Former Green Bay Packers general manager and Hall of Famer Ron Wolf is shocked by how much the league has changed since he was in it, calling those players who try and exhibit control outside of their positions "divas."
"There’s been a huge change and it started with Russell Wilson then went to [Deshaun] Watson and now we got Rodgers," Wolf said. "It appears that today's quarterbacks want to be more than quarterbacks. They're hired to play the position quarterback. That’s what they’re being paid for, and that’s what they’re being paid to do. These guys, they want to pick the coach, pick the players. It’s an interesting dilemma."

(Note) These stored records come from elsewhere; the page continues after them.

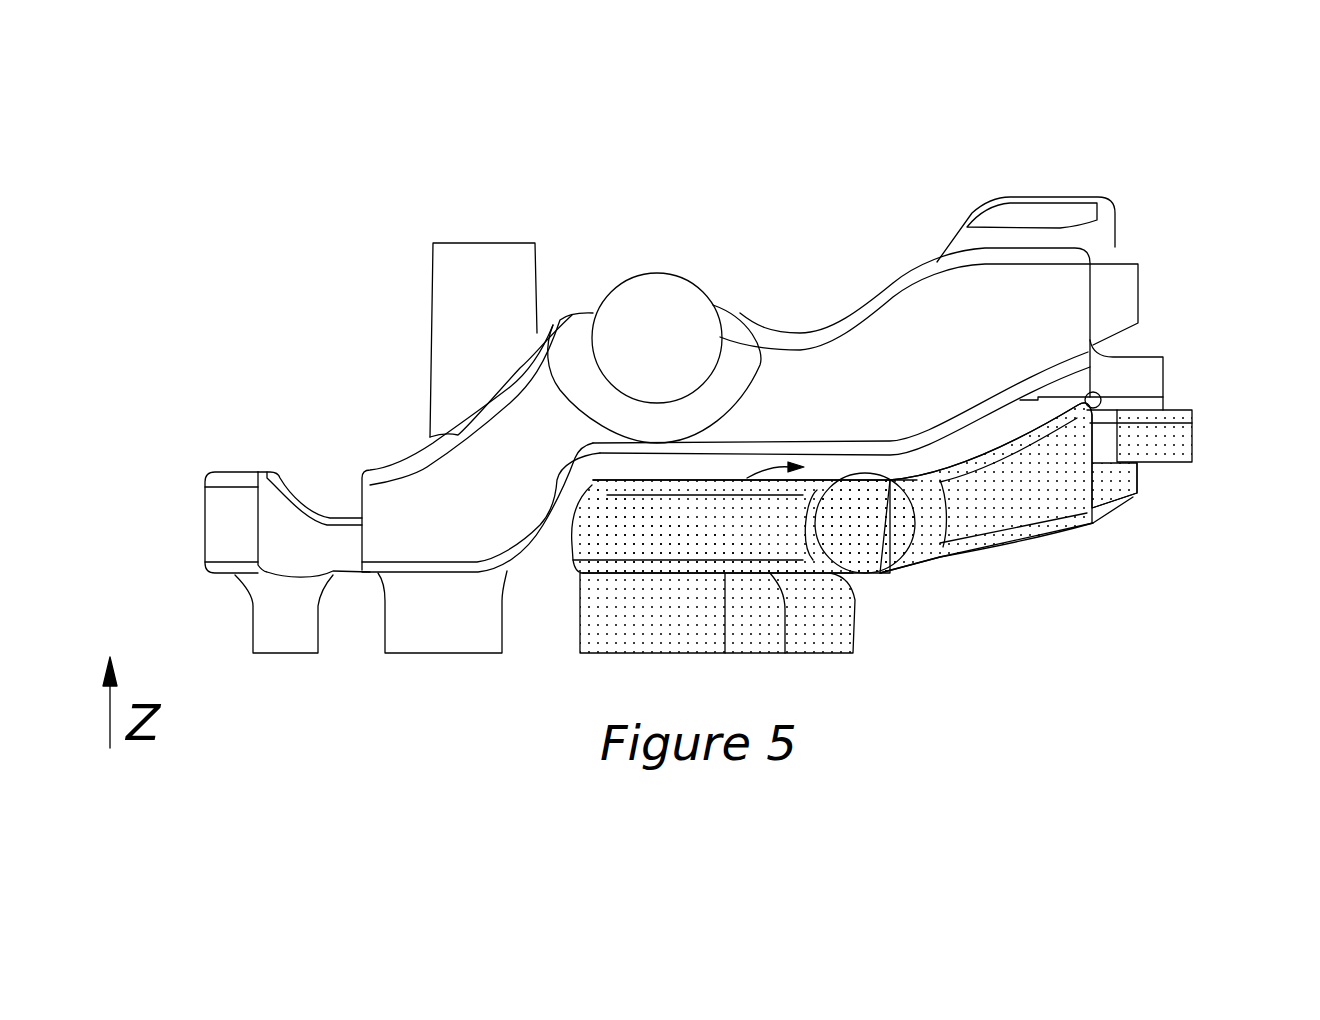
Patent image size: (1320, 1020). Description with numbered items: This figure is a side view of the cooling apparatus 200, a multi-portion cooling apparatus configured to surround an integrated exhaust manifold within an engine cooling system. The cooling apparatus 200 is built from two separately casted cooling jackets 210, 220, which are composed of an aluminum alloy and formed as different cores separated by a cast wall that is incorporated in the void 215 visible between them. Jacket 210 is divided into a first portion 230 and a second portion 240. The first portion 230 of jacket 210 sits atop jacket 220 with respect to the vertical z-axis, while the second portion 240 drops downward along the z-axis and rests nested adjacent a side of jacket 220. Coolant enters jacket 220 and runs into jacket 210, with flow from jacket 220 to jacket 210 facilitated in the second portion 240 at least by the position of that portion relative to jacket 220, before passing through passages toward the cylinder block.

The cooling apparatus 200 is at (1193, 197).
The cooling jacket 210 is at (417, 492).
The void 215 is at (803, 468).
The cooling jacket 220 is at (925, 550).
The first portion 230 is at (1193, 175).
The second portion 240 is at (585, 175).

For Rodgers, the rift reportedly first surfaced in 2020 when Green Bay drafted Jordan Love, a quarterback, with its first-round pick that year instead of addressing Rodgers’ need for an offensive weapon.
Recent reports say the pivotal moment for Rodgers was when general manager Brian Gutekunst released receiver Jake Kumerow after the 2019 season shortly after the veteran quarterback shared his praise for the wideout.
Now it’s been reported that Rodgers will be willing to sit out offseason activities or even retire if Gutekunst remains as GM.
"All three of these guys have signed long-term contracts and they’re under contract," Wolf said. "So I’m sure at that time there wasn’t any holding a gun to their head saying you have to sign but now they’re not happy. They’re not happy with the team they signed a contract with."
He continued: "We have a lot of divas playing in the league right now. I fail to understand that all these guys have long-term deals. I can't believe the game has changed that remarkably."
When asked about high-profile players in any sport who try and leverage their position, Wolf said: "I never thought that anybody comes to a football game to watch an individual player. They come to a pro football game to root for their team."
Wolf served as GM for the Packers from 1991 to 2000 and is credited with turning the franchise around. He famously traded for Brett Favre in 1992 and oversaw a Super Bowl victory in 1997. The Packers’ record was 92-52 under Wolf.